Across from me was a young woman admitted to our inpatient psychiatric unit after a suicide attempt by intentional overdose. During my initial psychiatric interview, she shared with me the circumstances leading to her suicide attempt, including a break-up from a long-term relationship marked by escalating verbal abuse. She was also suffering from worsening nightmares and flashbacks from repeated sexual trauma experienced as a child. As I learned more, it became evident that addressing trauma would be a crucial part of her recovery, a realization that was not unique to this case. Yet how should we address trauma in an inpatient setting? Are the wounds of trauma responsive to treatment in an acute setting and, if so, by what mechanisms?
In
Trauma and Recovery, Judith Herman (
1) describes recovery in three stages: safety, remembrance and mourning, and reconnection. She broadly defines safety as a regulation of bodily functions, management of self-destructive behaviors, and a sense of control and predictability of one’s environment. She argues that establishing safety and building a therapeutic alliance are so foundational to recovery that further therapeutic work should not be attempted until a reliable degree of safety is achieved.
After reading Dr. Herman’s work, I tried to apply her principles to the care of my patient, particularly regarding safety. I began by focusing my attention on restoring sleep and offered medications that attenuated hyperarousal symptoms and nightmares. In the mornings during prerounds, I allocated more time for her and learned to better listen and be fully present. I paid closer attention to the content of her narrative, underlying themes and emotions, and body language. Occasionally when I greeted her in the mornings, she would tell me that she had had a difficult night and ask me to return later. One afternoon when I returned, she had a look of surprise and said, "I didn’t think you’d come back." Her response illuminated the mistrust and instability of prior dysfunctional relationships and her expectation of others. I recognized in that moment an opportunity to create a new and positive experience of consistent reliability.

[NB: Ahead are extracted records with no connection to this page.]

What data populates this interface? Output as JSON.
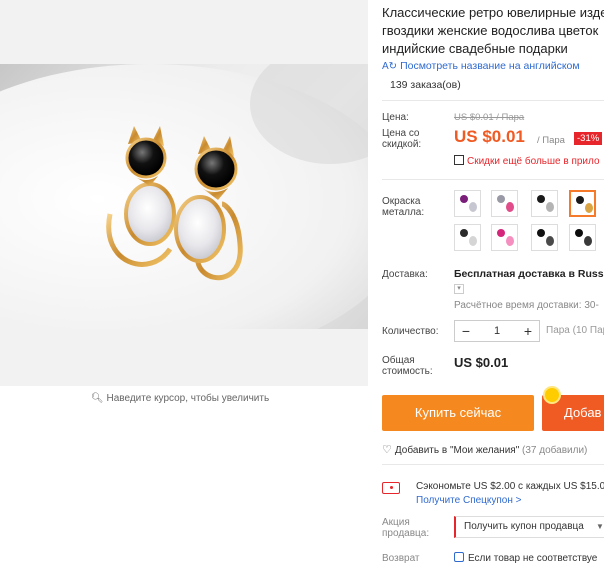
{
  "gallery": {
    "zoom_hint": "Наведите курсор, чтобы увеличить"
  },
  "product": {
    "title_line1": "Классические ретро ювелирные изде",
    "title_line2": "гвоздики женские водослива цветок",
    "title_line3": "индийские свадебные подарки",
    "translate_link": "Посмотреть название на английском",
    "orders": "139 заказа(ов)"
  },
  "price": {
    "label": "Цена:",
    "old": "US $0.01 / Пара",
    "discount_label": "Цена со скидкой:",
    "new": "US $0.01",
    "per": "/ Пара",
    "badge": "-31%",
    "promo": "Скидки ещё больше в прило"
  },
  "options": {
    "metal_label": "Окраска металла:",
    "swatches": [
      {
        "name": "swatch-1",
        "colors": [
          "#7a1e7a",
          "#c7c7d2"
        ]
      },
      {
        "name": "swatch-2",
        "colors": [
          "#9a9aa6",
          "#e04d8a"
        ]
      },
      {
        "name": "swatch-3",
        "colors": [
          "#1a1a1a",
          "#b4b4b4"
        ]
      },
      {
        "name": "swatch-4",
        "colors": [
          "#1a1a1a",
          "#d9a441"
        ],
        "selected": true
      },
      {
        "name": "swatch-5",
        "colors": [
          "#2b2b2b",
          "#d5d5d5"
        ]
      },
      {
        "name": "swatch-6",
        "colors": [
          "#d4267a",
          "#f48fbf"
        ]
      },
      {
        "name": "swatch-7",
        "colors": [
          "#111111",
          "#4a4a4a"
        ]
      },
      {
        "name": "swatch-8",
        "colors": [
          "#0d0d0d",
          "#3a3a3a"
        ]
      }
    ]
  },
  "shipping": {
    "label": "Доставка:",
    "value": "Бесплатная доставка в Russia",
    "time": "Расчётное время доставки: 30-"
  },
  "quantity": {
    "label": "Количество:",
    "minus": "−",
    "value": "1",
    "plus": "+",
    "unit": "Пара (10 Пар"
  },
  "total": {
    "label": "Общая стоимость:",
    "value": "US $0.01"
  },
  "actions": {
    "buy_now": "Купить сейчас",
    "add_to_cart": "Добав"
  },
  "wishlist": {
    "label": "Добавить в \"Мои желания\"",
    "count": "(37 добавили)"
  },
  "coupon": {
    "save_text": "Сэкономьте US $2.00 с каждых US $15.0",
    "get_link": "Получите Спецкупон >"
  },
  "seller": {
    "label": "Акция продавца:",
    "select_value": "Получить купон продавца"
  },
  "returns": {
    "label": "Возврат",
    "text": "Если товар не соответствуе"
  },
  "colors": {
    "accent_orange": "#f5891f",
    "accent_red": "#f05a23",
    "badge_red": "#e6262b",
    "link_blue": "#2f6ad0"
  }
}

As I began to earn her trust, she gradually told me the story of her life and shared the traumatic memories of her childhood. I validated her feelings of betrayal, anger, and loss and learned to give her space and time when she was overwhelmed. One day when I asked what impact trauma had on the way she saw herself, she cried for the first time and told me she felt broken inside. I sat with her and held space as she grieved. Over the next few days, her sleep improved, her depression was lifting, suicidal thoughts and impulses subsided, and hope emerged that things could get better.
When I reflect on my interaction with this patient and many others, I am reminded of the mechanisms by which listening, compassion, and empathy form the foundation of the therapeutic alliance and help mend the wounds of trauma. Recovery from trauma is a long and difficult journey, and a hospitalization is a critical juncture in that process. Although the primary goals of hospitalization are to ensure safety and stability and to treat acute symptoms, we can also establish a foundation for recovery and growth that will extend beyond a patient’s hospital stay. We have opportunities to validate our patients’ experiences, support them in their grief, and embody a sense of safety, warmth, and reliability that will leave an indelible mark. Perhaps in this way the therapeutic alliance not only eases emotional pain but also has the capacity to bend the arc of trauma toward recovery.